Pressemitteilung 1999/015 vom

Wissenschaftler des Paul-Flechsig-Institutes der Universität Leipzig, Prof. Dr. Andreas Reichenbach und Dipl.-Biol. Jens Grosche, haben im Rahmen der Arbeiten des Interdisziplinären Zentrums für Klinische Forschung eine wichtige Grundlage für das Verständnis von Lernvorgängen gelegt: Es gelang Ihnen, winzige Struktureinheiten von Bergmann-Gliazellen zu beschreiben und dreidimensional zu rekonstruieren.

Im Labor wurde die Rekordzahl von 450 (!) aufeinanderfolgenden Schnitten durch ein Kleinhirn, jeder dünner als ein zehntausendstel Millimeter, im Elektronenmikroskop fotografiert und mit einem Computerprogramm ausgewertet.

Die fadenförmigen Fortsätze der nach ihrem Entdecker benannten Bergmann-Gliazellen im Kleinhirn sind mit den neubeschriebenen komplexen Seitenzweigen (Mikromodulen) besetzt, die bestimmte Synapsen umhüllen. Synapsen sind die Informationsübertragungsstellen im Gehirn, die als Fortsätze der Nervenzellen (Neuronen) von Gliazellen umgeben sind. Es ist noch nicht so lange her, dass man nur diesen Synapsen und den Neuronen Funktionen im Gehirn zugesprochen hat. Erst relativ spät hat man erkannt, dass auch die "Hüllen" der Neuronen und Synapsen, die Gliazellen (die vorher mehr oder weniger als "Müllbeseitiger" betrachtet wurden), wichtige Funktionen im komplizierten Beziehungsgefüge des Gehirns wahrnehmen.

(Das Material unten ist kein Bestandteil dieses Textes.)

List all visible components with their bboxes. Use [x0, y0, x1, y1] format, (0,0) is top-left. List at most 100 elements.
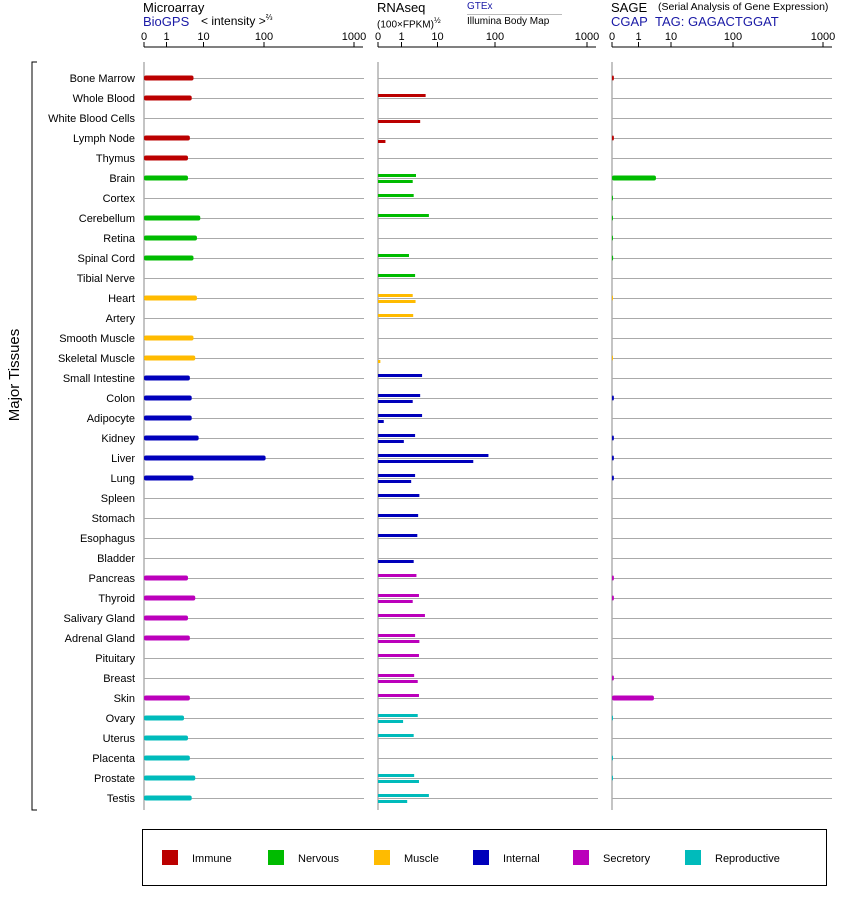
tissue-label: Spinal Cord: [78, 253, 135, 265]
tissue-label: White Blood Cells: [48, 113, 135, 125]
legend-label-secretory: Secretory: [603, 853, 651, 865]
bar: [612, 595, 614, 601]
bar-illumina: [378, 400, 413, 403]
bar-illumina: [378, 560, 414, 563]
x-tick-label: 10: [665, 31, 677, 43]
bar-illumina: [378, 440, 404, 443]
x-tick-label: 1000: [342, 31, 366, 43]
bar: [144, 695, 190, 701]
bar-illumina: [378, 600, 413, 603]
rnaseq-legend-gtex: GTEx: [467, 1, 493, 12]
bar: [612, 715, 613, 721]
rnaseq-legend-illumina: Illumina Body Map: [467, 16, 550, 27]
x-tick-label: 1000: [811, 31, 835, 43]
tissue-label: Ovary: [106, 713, 136, 725]
bar-illumina: [378, 300, 416, 303]
legend-label-reproductive: Reproductive: [715, 853, 780, 865]
bar: [612, 435, 614, 441]
bar-gtex: [378, 394, 421, 397]
bar-gtex: [378, 794, 429, 797]
legend-swatch-nervous: [268, 850, 284, 865]
legend-label-internal: Internal: [503, 853, 540, 865]
tissue-label: Prostate: [94, 773, 135, 785]
tissue-label: Cerebellum: [79, 213, 135, 225]
x-tick-label: 0: [141, 31, 147, 43]
bar-illumina: [378, 720, 404, 723]
bar-gtex: [378, 514, 419, 517]
x-tick-label: 1: [398, 31, 404, 43]
bar: [144, 375, 190, 381]
bar: [144, 175, 188, 181]
x-tick-label: 10: [431, 31, 443, 43]
bar: [144, 335, 194, 341]
bar: [144, 475, 194, 481]
bar: [612, 195, 613, 201]
x-tick-label: 100: [255, 31, 273, 43]
bar: [144, 135, 190, 141]
bar-gtex: [378, 314, 414, 317]
tissue-label: Brain: [109, 173, 135, 185]
bar: [144, 255, 194, 261]
bar: [144, 435, 199, 441]
bar: [612, 235, 613, 241]
bar: [144, 575, 188, 581]
legend-swatch-internal: [473, 850, 489, 865]
bar-illumina: [378, 480, 412, 483]
bar: [612, 455, 614, 461]
bar-gtex: [378, 294, 413, 297]
bar: [612, 755, 613, 761]
tissue-label: Bladder: [97, 553, 135, 565]
bar-gtex: [378, 194, 414, 197]
legend-label-muscle: Muscle: [404, 853, 439, 865]
bar-gtex: [378, 614, 425, 617]
tissue-label: Adipocyte: [87, 413, 135, 425]
panel-rnaseq: 0 1 10 100 1000: [375, 31, 599, 810]
bar: [612, 395, 614, 401]
bar-illumina: [378, 460, 474, 463]
bar: [144, 355, 196, 361]
bar-illumina: [378, 800, 408, 803]
bar-gtex: [378, 454, 489, 457]
bar: [612, 695, 654, 701]
bar-gtex: [378, 494, 420, 497]
legend-label-nervous: Nervous: [298, 853, 339, 865]
x-tick-label: 1: [163, 31, 169, 43]
bar: [612, 475, 614, 481]
bar: [144, 295, 197, 301]
bar-illumina: [378, 640, 420, 643]
tissue-label: Lymph Node: [73, 133, 135, 145]
bar-illumina: [378, 680, 418, 683]
tissue-label: Placenta: [92, 753, 136, 765]
bar-gtex: [378, 94, 426, 97]
bar-illumina: [378, 780, 419, 783]
bar: [612, 255, 614, 261]
bar-gtex: [378, 474, 416, 477]
bar-gtex: [378, 374, 423, 377]
bar-gtex: [378, 254, 409, 257]
tissue-label: Artery: [106, 313, 136, 325]
tissue-label: Kidney: [101, 433, 135, 445]
sage-subtitle: (Serial Analysis of Gene Expression): [658, 1, 829, 13]
microarray-axis-exponent: ⅔: [265, 13, 273, 22]
bar: [144, 635, 190, 641]
bar: [144, 755, 190, 761]
tissue-label: Spleen: [101, 493, 135, 505]
x-tick-label: 0: [609, 31, 615, 43]
tissue-label: Skeletal Muscle: [58, 353, 135, 365]
tissue-label: Adrenal Gland: [65, 633, 135, 645]
bar-gtex: [378, 734, 414, 737]
sage-title: SAGE: [611, 0, 648, 15]
bar-gtex: [378, 694, 419, 697]
bar: [612, 775, 613, 781]
bar-gtex: [378, 274, 416, 277]
x-tick-label: 1000: [575, 31, 599, 43]
sage-tag-label: TAG: GAGACTGGAT: [655, 14, 779, 29]
tissue-label: Stomach: [92, 513, 135, 525]
y-axis-label: Major Tissues: [6, 329, 23, 422]
bar: [612, 75, 614, 81]
bar-gtex: [378, 634, 416, 637]
bar: [144, 595, 196, 601]
rnaseq-axis-label: (100×FPKM)½: [377, 17, 441, 30]
bar: [144, 615, 188, 621]
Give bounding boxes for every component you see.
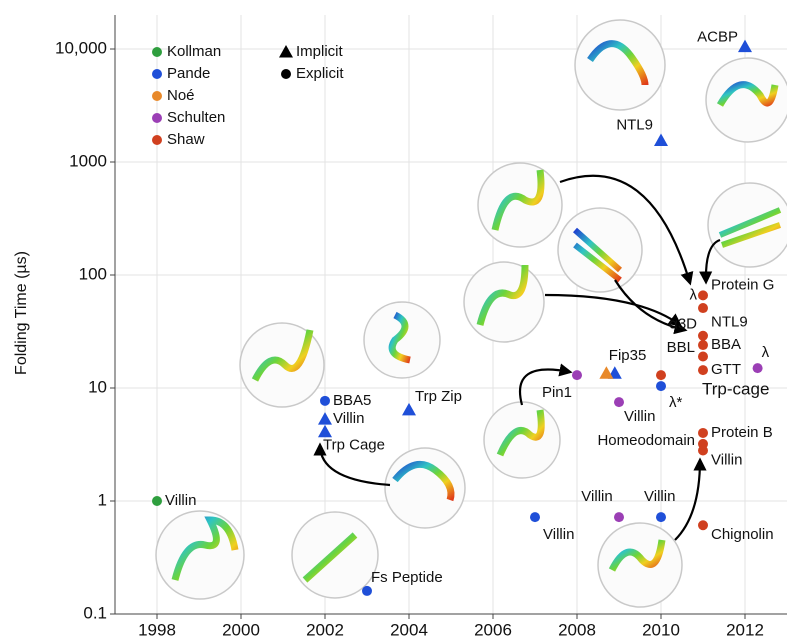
data-point bbox=[318, 425, 332, 438]
point-label: Trp-cage bbox=[702, 380, 769, 399]
data-point bbox=[318, 412, 332, 425]
point-label: BBA5 bbox=[333, 392, 371, 409]
protein-bubble bbox=[464, 262, 544, 342]
point-label: Chignolin bbox=[711, 526, 774, 543]
point-label: λ bbox=[762, 344, 770, 361]
data-point bbox=[753, 363, 763, 373]
y-tick-label: 1 bbox=[98, 490, 107, 509]
point-label: λ bbox=[690, 286, 698, 303]
legend-marker bbox=[152, 47, 162, 57]
y-tick-label: 10 bbox=[88, 377, 107, 396]
data-point bbox=[698, 428, 708, 438]
point-label: ACBP bbox=[697, 29, 738, 46]
legend-label: Schulten bbox=[167, 109, 225, 126]
point-label: Villin bbox=[624, 408, 655, 425]
point-label: NTL9 bbox=[711, 314, 748, 331]
data-point bbox=[698, 520, 708, 530]
x-tick-label: 2012 bbox=[726, 620, 764, 639]
point-label: Villin bbox=[543, 526, 574, 543]
legend-label: Kollman bbox=[167, 43, 221, 60]
protein-bubble bbox=[478, 163, 562, 247]
data-point bbox=[614, 397, 624, 407]
x-tick-label: 2006 bbox=[474, 620, 512, 639]
legend-label: Explicit bbox=[296, 65, 344, 82]
data-point bbox=[152, 496, 162, 506]
point-label: BBA bbox=[711, 336, 741, 353]
data-point bbox=[656, 370, 666, 380]
legend-label: Noé bbox=[167, 87, 195, 104]
protein-bubble bbox=[364, 302, 440, 378]
data-point bbox=[698, 303, 708, 313]
point-label: Trp Zip bbox=[415, 388, 462, 405]
protein-bubble bbox=[156, 511, 244, 599]
data-point bbox=[656, 381, 666, 391]
point-label: Fip35 bbox=[609, 347, 647, 364]
point-label: α3D bbox=[669, 316, 697, 333]
point-label: λ* bbox=[669, 394, 683, 411]
x-tick-label: 2008 bbox=[558, 620, 596, 639]
data-point bbox=[698, 290, 708, 300]
legend-marker bbox=[152, 113, 162, 123]
protein-bubble bbox=[240, 323, 324, 407]
data-point bbox=[654, 134, 668, 147]
protein-bubble bbox=[598, 523, 682, 607]
protein-bubble bbox=[575, 20, 665, 110]
point-label: Villin bbox=[333, 410, 364, 427]
legend-label: Shaw bbox=[167, 131, 205, 148]
legend-marker bbox=[279, 45, 293, 58]
x-tick-label: 2000 bbox=[222, 620, 260, 639]
legend-marker bbox=[152, 91, 162, 101]
x-tick-label: 2010 bbox=[642, 620, 680, 639]
protein-bubble bbox=[292, 512, 378, 598]
data-point bbox=[698, 365, 708, 375]
data-point bbox=[698, 352, 708, 362]
data-point bbox=[572, 370, 582, 380]
data-point bbox=[320, 396, 330, 406]
protein-bubble bbox=[484, 402, 560, 478]
data-point bbox=[698, 331, 708, 341]
point-label: Villin bbox=[581, 488, 612, 505]
x-tick-label: 2004 bbox=[390, 620, 428, 639]
data-point bbox=[656, 512, 666, 522]
point-label: Protein B bbox=[711, 424, 773, 441]
data-point bbox=[738, 40, 752, 53]
y-tick-label: 1000 bbox=[69, 151, 107, 170]
y-tick-label: 0.1 bbox=[83, 603, 107, 622]
point-label: Villin bbox=[711, 451, 742, 468]
protein-bubble bbox=[708, 183, 787, 267]
y-tick-label: 10,000 bbox=[55, 38, 107, 57]
point-label: Trp Cage bbox=[323, 437, 385, 454]
point-label: NTL9 bbox=[616, 116, 653, 133]
protein-bubble bbox=[706, 58, 787, 142]
protein-bubble bbox=[385, 448, 465, 528]
legend-marker bbox=[281, 69, 291, 79]
y-axis-label: Folding Time (µs) bbox=[13, 251, 30, 375]
data-point bbox=[614, 512, 624, 522]
data-point bbox=[698, 445, 708, 455]
y-tick-label: 100 bbox=[79, 264, 107, 283]
arrow bbox=[675, 460, 700, 540]
point-label: Fs Peptide bbox=[371, 569, 443, 586]
legend-label: Implicit bbox=[296, 43, 344, 60]
data-point bbox=[530, 512, 540, 522]
data-point bbox=[698, 340, 708, 350]
point-label: GTT bbox=[711, 361, 741, 378]
chart: 0.1 1 10 100 1000 10,000 1998 2000 2002 2004 2006 2… bbox=[0, 0, 787, 639]
legend-marker bbox=[152, 69, 162, 79]
x-tick-label: 1998 bbox=[138, 620, 176, 639]
point-label: Homeodomain bbox=[597, 432, 695, 449]
data-point bbox=[402, 403, 416, 416]
point-label: Villin bbox=[644, 488, 675, 505]
point-label: Villin bbox=[165, 492, 196, 509]
protein-bubble bbox=[558, 208, 642, 292]
x-tick-label: 2002 bbox=[306, 620, 344, 639]
point-label: Protein G bbox=[711, 276, 774, 293]
point-label: Pin1 bbox=[542, 384, 572, 401]
point-label: BBL bbox=[667, 339, 695, 356]
data-point bbox=[362, 586, 372, 596]
legend-marker bbox=[152, 135, 162, 145]
legend-label: Pande bbox=[167, 65, 210, 82]
structure-images bbox=[156, 20, 787, 607]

Das haben Wissenschaftler des Paul-Flechsig-Instituts gemeinsam mit Kollegen aus der Arbeitsgruppe von Prof. H. Kettenmann am Max-Delbrück-Centrum für Moleculare Medizin (Berlin) frühzeitig erkannt und erforscht.

Neueste Erkenntnis der zwei Arbeitsgruppen ist: Sobald an von Bergmann-Glia-Zellen eingehüllten Synapsen eine Informationsübertragung stattfindet, werden im Inneren der "Mikromodule" Signalmoleküle freigesetzt. Diese Signalmoleküle regulieren wiederum die Eigenschaften der Mikromodule, und damit auch jede weitere Informationsübertragung an den umhüllten Synapsen des Kleinhirns. Wiederholte Informationsübertragung an bestimmten Synapsen beeinflußt die zukünftige Funktion genau dieser Synapsen, aber nicht die von anderen. D.h., wenn ich eine komplizierte Körperbewegung immer wieder trainiere, beherrsche ich nach einiger Zeit genau diese Körperbewegung. Andere Bewegungen werden nicht automatisch auch beherrscht, da dafür andere Synapsen zuständig sind, die wiederum von anderen Mikromodulen der Gliazellen umhüllt sind, die nicht mit trainiert werden. Wer also schreiben lernt, kann deshalb noch lange nicht zeichnen oder Klavierspielen. Man ist den Lernvorgängen auf der Spur!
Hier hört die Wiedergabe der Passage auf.